O Presidente Trump demonstrou tanto determinação quanto abertura em sua abordagem às negociações, dizendo a repórteres que não teria problema em se reunir pessoalmente com líderes iranianos seniores se um avanço fosse alcançado, descrevendo o Irã como um país maravilhoso que poderia prosperar se abandonasse seu programa de armas nucleares. Ele enquadrou a exigência principal como simples, afirmando que o Irã deve simplesmente se livrar de suas armas nucleares e que não haverá armas nucleares sob qualquer acordo. No entanto, ele se recusou a especificar quais consequências Teerã poderia enfrentar se as negociações fracassarem, observando apenas que não seria bonito e fazendo referência às suas ameaças anteriores de destruir a infraestrutura iraniana. O presidente também expressou frustração com críticas domésticas, particularmente de democratas no Congresso, argumentando que tais críticas apenas servem para encorajar o lado iraniano e atrasar o progresso. Ele destacou suas credenciais como negociador e sua relutância em ser apressado, observando que está envolvido nesse conflito há apenas cinco semanas e não será pressionado a chegar a um acordo precipitado.

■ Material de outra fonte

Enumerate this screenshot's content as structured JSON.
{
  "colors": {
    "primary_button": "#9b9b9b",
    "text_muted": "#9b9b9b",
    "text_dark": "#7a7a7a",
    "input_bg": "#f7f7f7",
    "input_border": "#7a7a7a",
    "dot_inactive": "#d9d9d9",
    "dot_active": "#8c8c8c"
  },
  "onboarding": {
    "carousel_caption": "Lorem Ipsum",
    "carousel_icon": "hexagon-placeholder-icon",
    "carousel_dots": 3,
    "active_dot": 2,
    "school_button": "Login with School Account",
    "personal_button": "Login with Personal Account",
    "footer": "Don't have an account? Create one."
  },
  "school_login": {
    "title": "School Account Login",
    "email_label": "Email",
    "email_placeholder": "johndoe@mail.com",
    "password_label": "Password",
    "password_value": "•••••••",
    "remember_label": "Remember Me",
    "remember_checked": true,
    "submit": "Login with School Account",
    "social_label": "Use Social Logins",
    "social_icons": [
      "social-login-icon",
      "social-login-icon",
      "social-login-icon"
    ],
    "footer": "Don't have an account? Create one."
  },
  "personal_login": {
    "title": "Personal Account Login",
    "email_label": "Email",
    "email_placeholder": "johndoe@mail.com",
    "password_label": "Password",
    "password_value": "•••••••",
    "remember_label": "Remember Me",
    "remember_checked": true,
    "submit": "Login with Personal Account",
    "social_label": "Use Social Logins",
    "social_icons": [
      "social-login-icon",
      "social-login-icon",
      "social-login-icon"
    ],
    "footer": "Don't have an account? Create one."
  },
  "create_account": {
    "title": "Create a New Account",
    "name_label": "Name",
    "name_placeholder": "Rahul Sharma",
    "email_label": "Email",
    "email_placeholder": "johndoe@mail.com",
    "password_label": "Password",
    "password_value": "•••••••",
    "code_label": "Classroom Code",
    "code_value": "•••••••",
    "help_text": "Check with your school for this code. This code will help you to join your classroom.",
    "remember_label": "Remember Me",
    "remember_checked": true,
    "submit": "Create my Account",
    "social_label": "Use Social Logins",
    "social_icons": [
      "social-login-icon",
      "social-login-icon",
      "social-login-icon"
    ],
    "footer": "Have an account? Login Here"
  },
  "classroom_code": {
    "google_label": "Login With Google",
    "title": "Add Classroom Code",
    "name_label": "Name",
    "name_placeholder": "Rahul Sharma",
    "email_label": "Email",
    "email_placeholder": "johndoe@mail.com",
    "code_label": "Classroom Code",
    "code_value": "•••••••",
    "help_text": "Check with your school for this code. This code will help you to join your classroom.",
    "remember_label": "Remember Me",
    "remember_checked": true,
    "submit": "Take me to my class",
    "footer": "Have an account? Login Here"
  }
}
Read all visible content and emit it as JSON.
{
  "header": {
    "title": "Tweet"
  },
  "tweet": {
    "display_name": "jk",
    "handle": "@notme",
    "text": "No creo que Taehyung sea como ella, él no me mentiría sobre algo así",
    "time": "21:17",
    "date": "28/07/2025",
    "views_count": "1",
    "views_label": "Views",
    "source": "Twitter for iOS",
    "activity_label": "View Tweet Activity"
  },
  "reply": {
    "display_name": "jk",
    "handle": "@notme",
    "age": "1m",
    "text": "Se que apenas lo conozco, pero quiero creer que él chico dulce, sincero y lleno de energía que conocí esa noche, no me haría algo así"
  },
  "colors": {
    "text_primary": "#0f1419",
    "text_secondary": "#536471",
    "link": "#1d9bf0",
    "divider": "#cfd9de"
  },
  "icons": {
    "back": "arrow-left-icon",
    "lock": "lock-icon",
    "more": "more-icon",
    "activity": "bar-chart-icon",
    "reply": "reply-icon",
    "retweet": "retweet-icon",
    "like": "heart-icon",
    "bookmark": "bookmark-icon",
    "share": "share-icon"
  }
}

As implicações estratégicas dessas negociações vão muito além do conflito imediato, pois qualquer acordo que permita ao Irã manter o controle sobre o tráfego pelo Estreito de Hormuz representaria uma mudança significativa na dinâmica de poder regional e estabeleceria um precedente com implicações críticas para o comércio global e o princípio da liberdade de navegação. O estreito serve como um ponto de trânsito vital para os suprimentos globais de energia, e propostas iranianas que implicitamente exigem reconhecimento do controle de Teerã sobre a via d'água levantaram preocupações entre analistas sobre o estabelecimento de um novo status quo que poderia permitir ao Irã exercer pressão persistente sobre a economia global. Os próximos dias serão cruciais para determinar se a diplomacia pode prevalecer sobre as tensões crescentes, com a expiração do prazo do cessar-fogo criando um equilíbrio precário entre a busca por um acordo de paz duradouro e o risco de uma confrontação militar renovada.